Identification of a novel recognition sequence for the integrin alpha 4 beta 1 in the COOH-terminal heparin-binding domain of fibronectin.

Abstract

The type III connecting segment of fibronectin contains two cell binding sites, represented by the peptides CS1 and CS5, that are recognized by the integrin receptor alpha 4 beta 1. Using assays measuring the spreading of A375‐SM human melanoma cells, we now report that the adhesion promoting activity of a 29 kDa protease fragment of fibronectin containing the COOH‐terminal heparin‐binding domain (HepII), but lacking CS1 and CS5, is completely sensitive to anti‐alpha 4 and anti‐beta 1 antibodies, suggesting that HepII contains a third alpha 4 beta 1‐binding sequence. Examination of the primary structure of HepII revealed a sequence with homology to CS1. A 19mer peptide spanning this region (designated H1) was found to support cell spreading to the same level as the 29 kDa fragment.
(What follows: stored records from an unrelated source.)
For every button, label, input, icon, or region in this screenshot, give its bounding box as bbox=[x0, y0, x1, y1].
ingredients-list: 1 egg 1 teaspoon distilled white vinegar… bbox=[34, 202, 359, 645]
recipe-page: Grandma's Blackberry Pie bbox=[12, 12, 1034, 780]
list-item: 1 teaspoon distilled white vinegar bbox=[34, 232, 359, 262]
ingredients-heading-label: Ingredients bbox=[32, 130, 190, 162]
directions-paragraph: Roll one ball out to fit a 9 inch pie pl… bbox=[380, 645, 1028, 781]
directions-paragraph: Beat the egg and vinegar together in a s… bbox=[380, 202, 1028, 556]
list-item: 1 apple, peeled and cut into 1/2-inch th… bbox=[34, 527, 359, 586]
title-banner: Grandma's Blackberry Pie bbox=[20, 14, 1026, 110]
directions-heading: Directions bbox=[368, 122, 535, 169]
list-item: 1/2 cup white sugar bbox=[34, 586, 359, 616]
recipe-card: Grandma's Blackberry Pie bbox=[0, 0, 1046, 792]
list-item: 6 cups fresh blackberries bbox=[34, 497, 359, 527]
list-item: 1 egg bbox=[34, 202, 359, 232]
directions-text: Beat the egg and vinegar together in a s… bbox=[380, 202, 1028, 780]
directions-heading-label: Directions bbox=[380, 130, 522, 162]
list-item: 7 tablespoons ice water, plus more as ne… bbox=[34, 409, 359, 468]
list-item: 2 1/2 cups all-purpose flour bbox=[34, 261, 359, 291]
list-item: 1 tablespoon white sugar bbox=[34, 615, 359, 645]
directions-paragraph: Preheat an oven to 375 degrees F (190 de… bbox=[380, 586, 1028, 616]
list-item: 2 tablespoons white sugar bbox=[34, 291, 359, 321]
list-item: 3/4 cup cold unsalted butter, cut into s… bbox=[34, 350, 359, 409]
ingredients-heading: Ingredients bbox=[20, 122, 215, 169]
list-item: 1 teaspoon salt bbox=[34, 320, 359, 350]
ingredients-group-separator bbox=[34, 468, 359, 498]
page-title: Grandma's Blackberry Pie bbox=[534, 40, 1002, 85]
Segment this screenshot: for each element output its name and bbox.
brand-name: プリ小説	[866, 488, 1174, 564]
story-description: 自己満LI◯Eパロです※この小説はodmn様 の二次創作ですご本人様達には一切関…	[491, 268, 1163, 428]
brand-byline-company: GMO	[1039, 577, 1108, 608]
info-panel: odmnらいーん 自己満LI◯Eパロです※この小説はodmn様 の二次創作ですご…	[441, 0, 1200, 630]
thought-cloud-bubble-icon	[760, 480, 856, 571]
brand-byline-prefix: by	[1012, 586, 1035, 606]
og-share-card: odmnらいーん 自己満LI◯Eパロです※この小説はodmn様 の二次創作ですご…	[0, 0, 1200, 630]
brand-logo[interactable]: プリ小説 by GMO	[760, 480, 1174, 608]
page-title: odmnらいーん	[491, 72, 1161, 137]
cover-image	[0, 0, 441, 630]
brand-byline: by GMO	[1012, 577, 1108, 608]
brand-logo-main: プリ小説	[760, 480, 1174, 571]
H1‐dependent adhesion was completely sensitive to anti‐alpha 4 and anti‐beta 1 antibodies. When soluble peptides were tested for their ability to block cell spreading on the 29 kDa fragment, a 13mer peptide comprising the central core of H1 was found to be completely inhibitory. The active region of H1 was localized to the pentapeptide IDAPS, which is homologous to LDVPS from the active site of CS1. Taken together, these results identify a novel peptide sequence in the HepII region of fibronectin that supports alpha 4 beta 1‐dependent cell adhesion.